If you thought that the predictions on the effects of climate change were off-base, it turns out you were right. Only not in the way you may have hoped. A new study calls into question current understanding of the effects of climate change on plant species. Scientists assert that experimental models may need to be reevaluated if they aim to predict the actual effects of warming on phenology, that is, the timing of seasonal responses. The study was carried out by analyzing long-term observational records as well as the data from experimental models on multiple continents and on over 1,600 plant species. The findings indicate that experimental models “don’t line up with the long term data, and in fact they greatly underestimate how much plants change their leafing and flowering with warming,” ecologist Elizabeth Wolkovich told BBC News.
Researchers found that observational data recorded plants flowering at a rate that was over 8x faster than experimental models projected, and leafing at a rate that was 4x faster. Since experimental models are widely used to predict the responses that climate change will elicit in plant species, the scientists who participated in this interdisciplinary study are cautioning against the soundness of such predictions. They feel this discrepancy has widespread implications.
“The bottom line is that the impacts might be bigger than we have believed until now. That’s going to provoke a lot of work to probably revise modeling results for estimations of what’s going to happen in the future for food production especially,” noted Dr. This Rutishauser from the Climate Change Research at the University of Bern in Switzerland. Other concerns include our understanding of loss of biodiversity as well as loss of fresh water supplies.
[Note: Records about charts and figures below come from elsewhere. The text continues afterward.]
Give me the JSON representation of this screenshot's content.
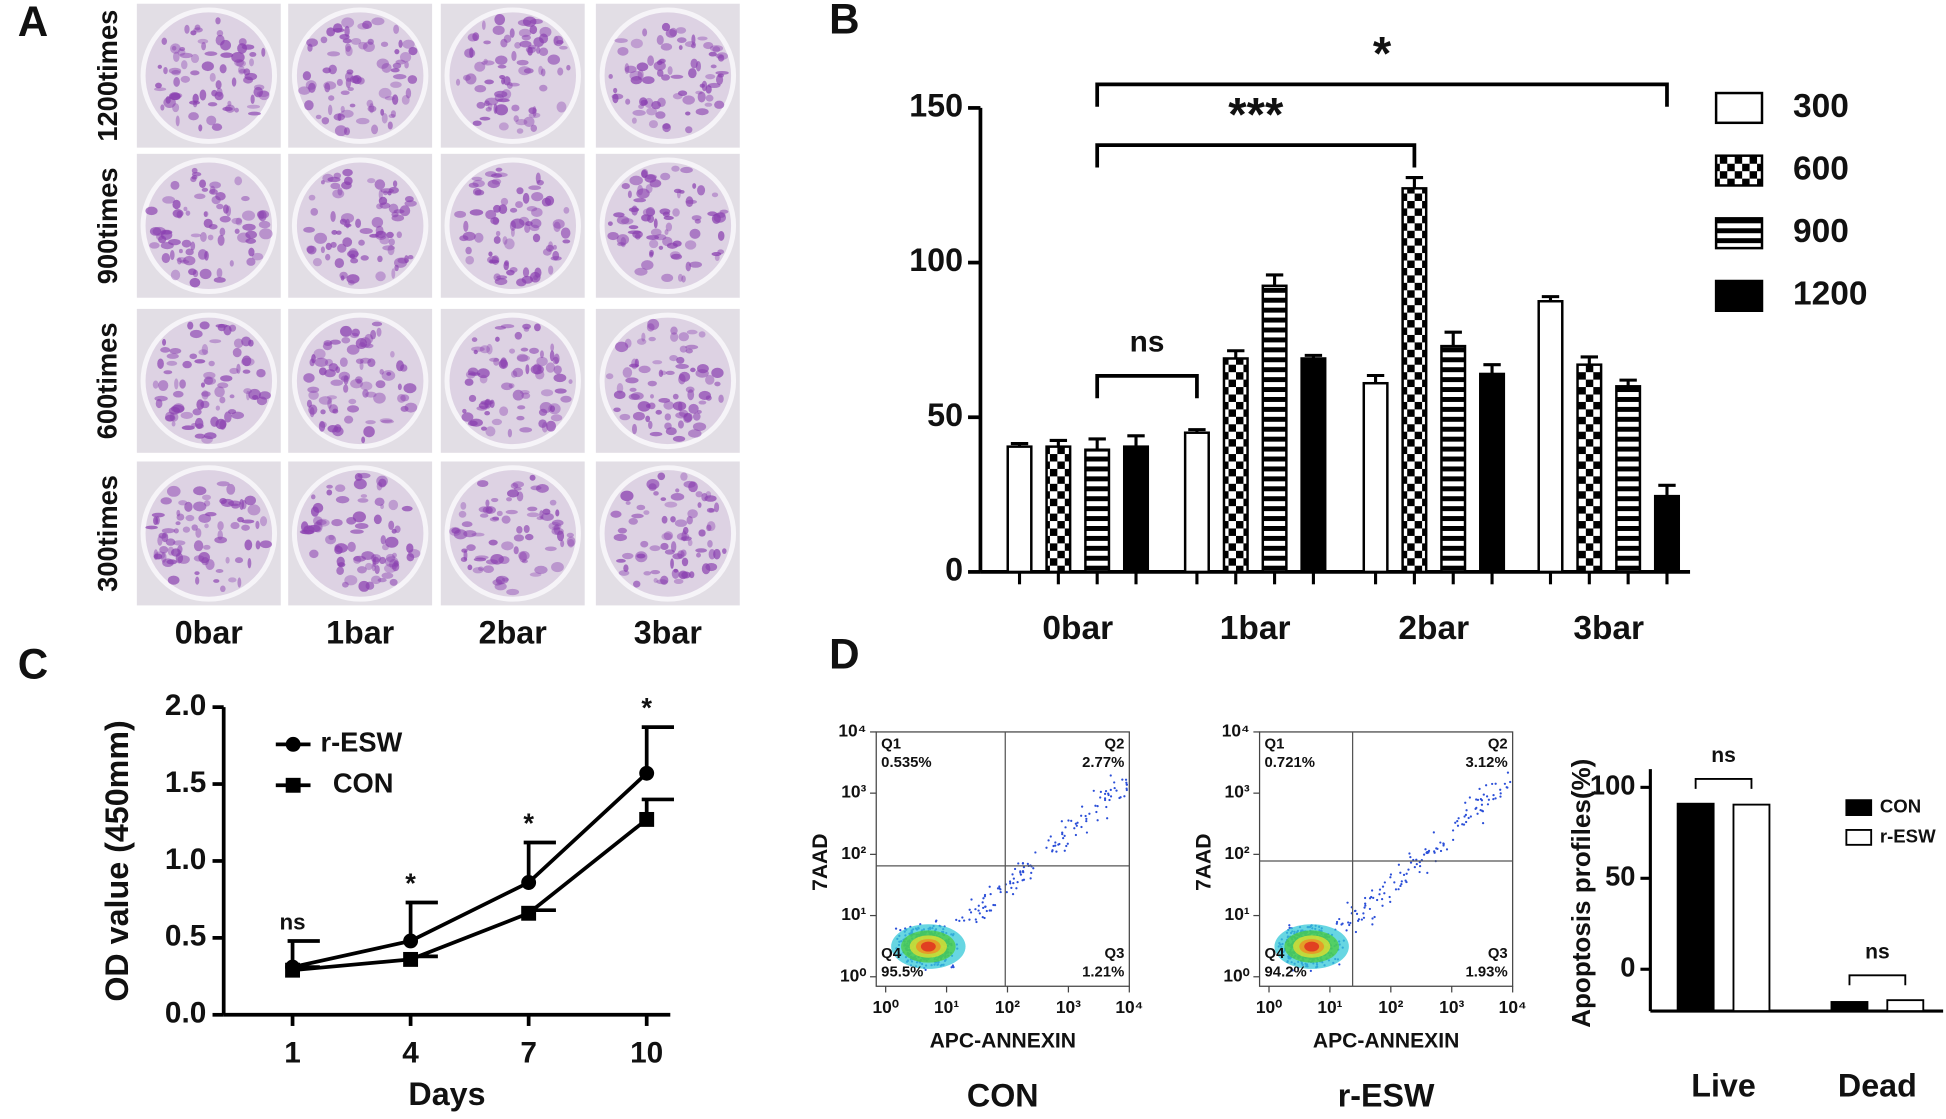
{
  "chart_data": [
    {
      "type": "image-grid",
      "panel": "A",
      "row_labels": [
        "1200times",
        "900times",
        "600times",
        "300times"
      ],
      "column_labels": [
        "0bar",
        "1bar",
        "2bar",
        "3bar"
      ]
    },
    {
      "type": "bar",
      "panel": "B",
      "categories": [
        "0bar",
        "1bar",
        "2bar",
        "3bar"
      ],
      "series": [
        {
          "name": "300",
          "color": "#ffffff",
          "pattern": "solid",
          "values": [
            40.5,
            45,
            61,
            87.5
          ],
          "errors": [
            1,
            1,
            2.5,
            1.5
          ]
        },
        {
          "name": "600",
          "color": "#000000",
          "pattern": "checker",
          "values": [
            40.5,
            69,
            124,
            67
          ],
          "errors": [
            2,
            2.5,
            3.5,
            2.5
          ]
        },
        {
          "name": "900",
          "color": "#000000",
          "pattern": "stripes",
          "values": [
            39.5,
            92.5,
            73,
            60
          ],
          "errors": [
            3.5,
            3.5,
            4.5,
            2
          ]
        },
        {
          "name": "1200",
          "color": "#000000",
          "pattern": "solid",
          "values": [
            40.5,
            69,
            64,
            24.5
          ],
          "errors": [
            3.5,
            1,
            3,
            3.5
          ]
        }
      ],
      "ylim": [
        0,
        150
      ],
      "yticks": [
        0,
        50,
        100,
        150
      ],
      "significance": [
        "ns",
        "***",
        "*"
      ],
      "legend": "top-right"
    },
    {
      "type": "line",
      "panel": "C",
      "x": [
        1,
        4,
        7,
        10
      ],
      "xlim": [
        -0.75,
        10.6
      ],
      "xticks": [
        1,
        4,
        7,
        10
      ],
      "series": [
        {
          "name": "r-ESW",
          "color": "#000000",
          "marker": "circle",
          "values": [
            0.31,
            0.48,
            0.86,
            1.57
          ],
          "errors": [
            0.17,
            0.25,
            0.26,
            0.3
          ]
        },
        {
          "name": "CON",
          "color": "#000000",
          "marker": "square",
          "values": [
            0.29,
            0.36,
            0.66,
            1.27
          ],
          "errors": [
            0.02,
            0.02,
            0.02,
            0.13
          ]
        }
      ],
      "ylim": [
        0,
        2.0
      ],
      "yticks": [
        {
          "value": 0,
          "label": "0.0"
        },
        0.5,
        {
          "value": 1,
          "label": "1.0"
        },
        1.5,
        {
          "value": 2,
          "label": "2.0"
        }
      ],
      "xlabel": "Days",
      "ylabel": "OD value (450mm)",
      "significance": [
        "ns",
        "*",
        "*",
        "*"
      ],
      "legend": "top-left"
    },
    {
      "type": "flow",
      "panel": "D",
      "xlabel": "APC-ANNEXIN",
      "ylabel": "7AAD",
      "log_scale": true,
      "xlim": [
        0.7,
        10000
      ],
      "ylim": [
        0.7,
        10000
      ],
      "xticks": [
        {
          "value": 1,
          "label": "10⁰"
        },
        {
          "value": 10,
          "label": "10¹"
        },
        {
          "value": 100,
          "label": "10²"
        },
        {
          "value": 1000,
          "label": "10³"
        },
        {
          "value": 10000,
          "label": "10⁴"
        }
      ],
      "yticks": [
        {
          "value": 1,
          "label": "10⁰"
        },
        {
          "value": 10,
          "label": "10¹"
        },
        {
          "value": 100,
          "label": "10²"
        },
        {
          "value": 1000,
          "label": "10³"
        },
        {
          "value": 10000,
          "label": "10⁴"
        }
      ],
      "plots": [
        {
          "title": "CON",
          "quadrants": [
            [
              "Q1",
              "0.535%"
            ],
            [
              "Q2",
              "2.77%"
            ],
            [
              "Q3",
              "1.21%"
            ],
            [
              "Q4",
              "95.5%"
            ]
          ]
        },
        {
          "title": "r-ESW",
          "quadrants": [
            [
              "Q1",
              "0.721%"
            ],
            [
              "Q2",
              "3.12%"
            ],
            [
              "Q3",
              "1.93%"
            ],
            [
              "Q4",
              "94.2%"
            ]
          ]
        }
      ]
    },
    {
      "type": "bar",
      "categories": [
        "Live",
        "Dead"
      ],
      "series": [
        {
          "name": "CON",
          "color": "#000000",
          "values": [
            91,
            -18
          ]
        },
        {
          "name": "r-ESW",
          "color": "#ffffff",
          "values": [
            90.5,
            -17
          ]
        }
      ],
      "ylim": [
        -23,
        110
      ],
      "yticks": [
        0,
        50,
        100
      ],
      "ylabel": "Apoptosis profiles(%)",
      "significance": [
        "ns",
        "ns"
      ],
      "legend": "top-right"
    }
  ]
}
Twenty-two institutions in five different countries participated in the analysis, and they concluded that experimental design needs to be carefully monitored, and stressed the importance of both the collection and examination of observational data. Dr. Elizabeth Wolkovich even made an appeal to the public, “We have very few monitoring networks. We need many, many people out there observing this because it is changing faster and across more habitats than we are currently measuring – we need more help!”
Last month, a New York Times article similarly discussed the importance of our recorded data in understanding responses to climate change. The article highlighted how examining the historical datasets from Thoreau and other early naturalists can give us insight into how plant communities have changed over time and may continue to. Given that it is now 5 degrees warmer at the observational sites than it was in the 1850s, monitoring the flora can illuminate how warming has affected them. An excerpt from the article reads, “Some species are changing faster, some slower, but the changes matter…Species will have to adjust or perish. No doubt, there will be — and already are — winners and losers in this great shake-up.”
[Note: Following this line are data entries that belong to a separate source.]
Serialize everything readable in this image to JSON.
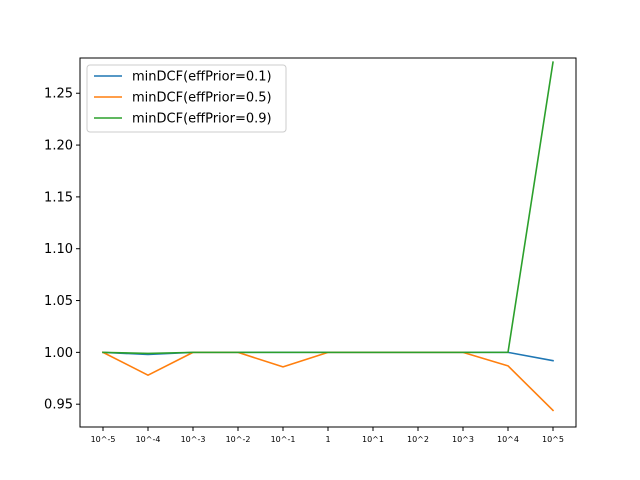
{
  "chart_data": {
    "type": "line",
    "title": "",
    "xlabel": "",
    "ylabel": "",
    "categories": [
      "10^-5",
      "10^-4",
      "10^-3",
      "10^-2",
      "10^-1",
      "1",
      "10^1",
      "10^2",
      "10^3",
      "10^4",
      "10^5"
    ],
    "ylim": [
      0.928,
      1.284
    ],
    "yticks": [
      "0.95",
      "1.00",
      "1.05",
      "1.10",
      "1.15",
      "1.20",
      "1.25"
    ],
    "legend_position": "top-left",
    "series": [
      {
        "name": "minDCF(effPrior=0.1)",
        "color": "#1f77b4",
        "values": [
          1.0,
          0.998,
          1.0,
          1.0,
          1.0,
          1.0,
          1.0,
          1.0,
          1.0,
          1.0,
          0.992
        ]
      },
      {
        "name": "minDCF(effPrior=0.5)",
        "color": "#ff7f0e",
        "values": [
          1.0,
          0.978,
          1.0,
          1.0,
          0.986,
          1.0,
          1.0,
          1.0,
          1.0,
          0.987,
          0.944
        ]
      },
      {
        "name": "minDCF(effPrior=0.9)",
        "color": "#2ca02c",
        "values": [
          1.0,
          0.999,
          1.0,
          1.0,
          1.0,
          1.0,
          1.0,
          1.0,
          1.0,
          1.0,
          1.28
        ]
      }
    ]
  }
}
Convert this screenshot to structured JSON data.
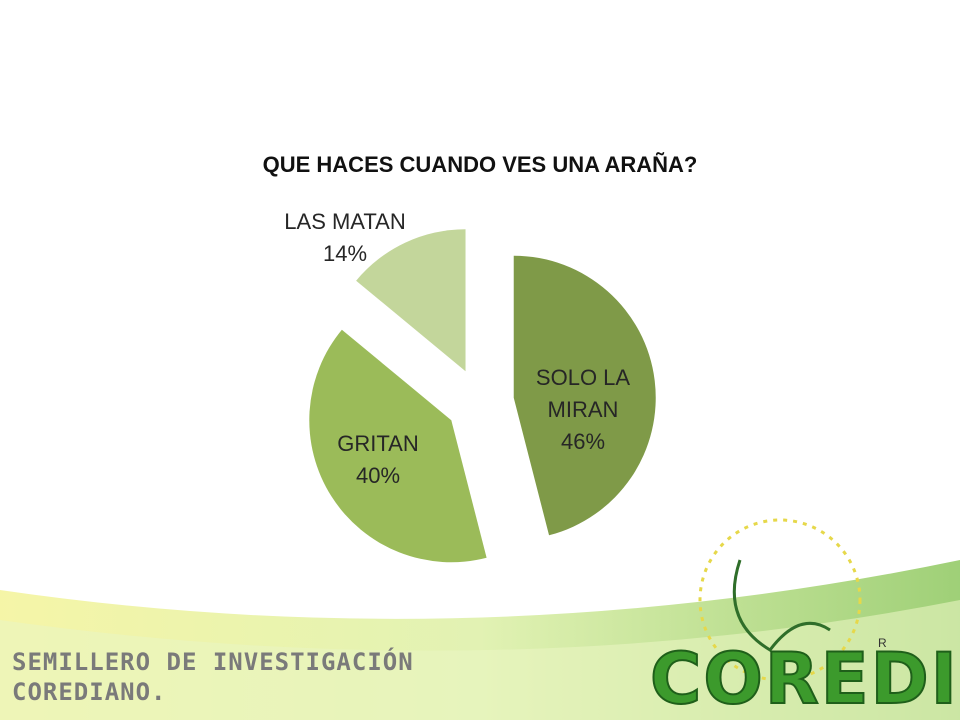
{
  "chart_data": {
    "type": "pie",
    "title": "QUE HACES CUANDO VES UNA ARAÑA?",
    "categories": [
      "SOLO LA MIRAN",
      "GRITAN",
      "LAS MATAN"
    ],
    "values": [
      46,
      40,
      14
    ],
    "value_labels": [
      "46%",
      "40%",
      "14%"
    ],
    "colors": [
      "#7f9a48",
      "#9bbb59",
      "#c3d69b"
    ]
  },
  "footer": {
    "line1": "SEMILLERO DE INVESTIGACIÓN",
    "line2": "COREDIANO.",
    "logo": "COREDI",
    "logo_mark": "R"
  }
}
Studies carried out on the flora surrounding Thoreau’s famous Walden Pond have indicated exactly which plants are the winners and which are the losers. A 2008 study found that due to climate change, many of the native species Thoreau recorded are no longer present. In fact, it is estimated that from a quarter to a third of the plant species documented by him have disappeared, and many others are now endangered. To make matters worse, in 2010 another study conducted on the area concluded that invasive species (which have been implicated in biodiversity loss) benefited from the warmth with a head start on the growing season which gave them a competitive advantage, and thus their spread is ever-increasing as temperatures rise.
Perhaps you have observed the very same changes in the flora and phenology where you live. Locally, those seeking to find New Jersey’s wildflowers noted that many species came into their prime much ahead of schedule. This year Mayapples would have been more appropriately called “Aprilapples”. As warming trends continue, the earlier bloom time may become the new norm.
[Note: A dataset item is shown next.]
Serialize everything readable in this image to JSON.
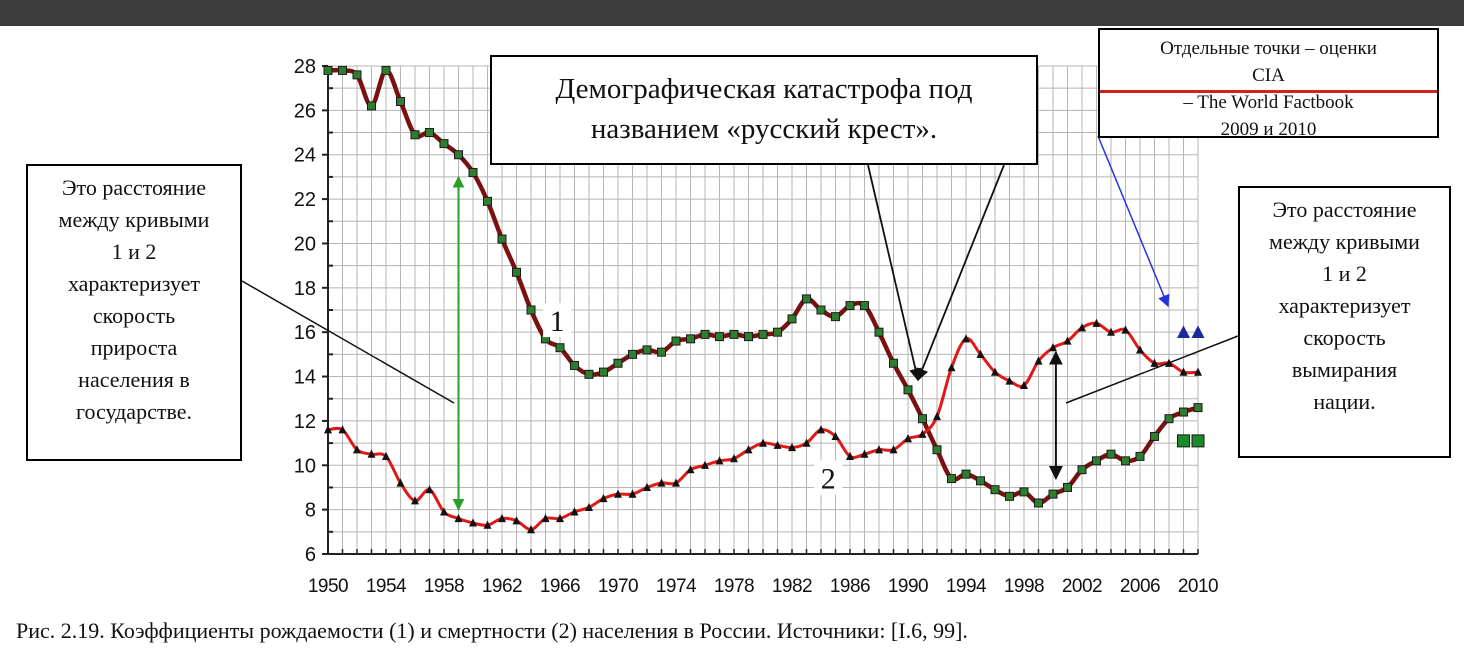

If you are interested in contributing to the much-needed data on changes of seasonal response in plant and animal species, consider participating in the National Phenology Network’s online database, Nature’s Notebook. Once you create an account, you can register the location you plan to collect observations for, and begin reporting them directly online. They have even created an app for smart phones to make data entry easier. This data can aid scientists in obtaining a clearer picture of the actual effects of climate change, an effort that is increasingly important in the understanding of our future.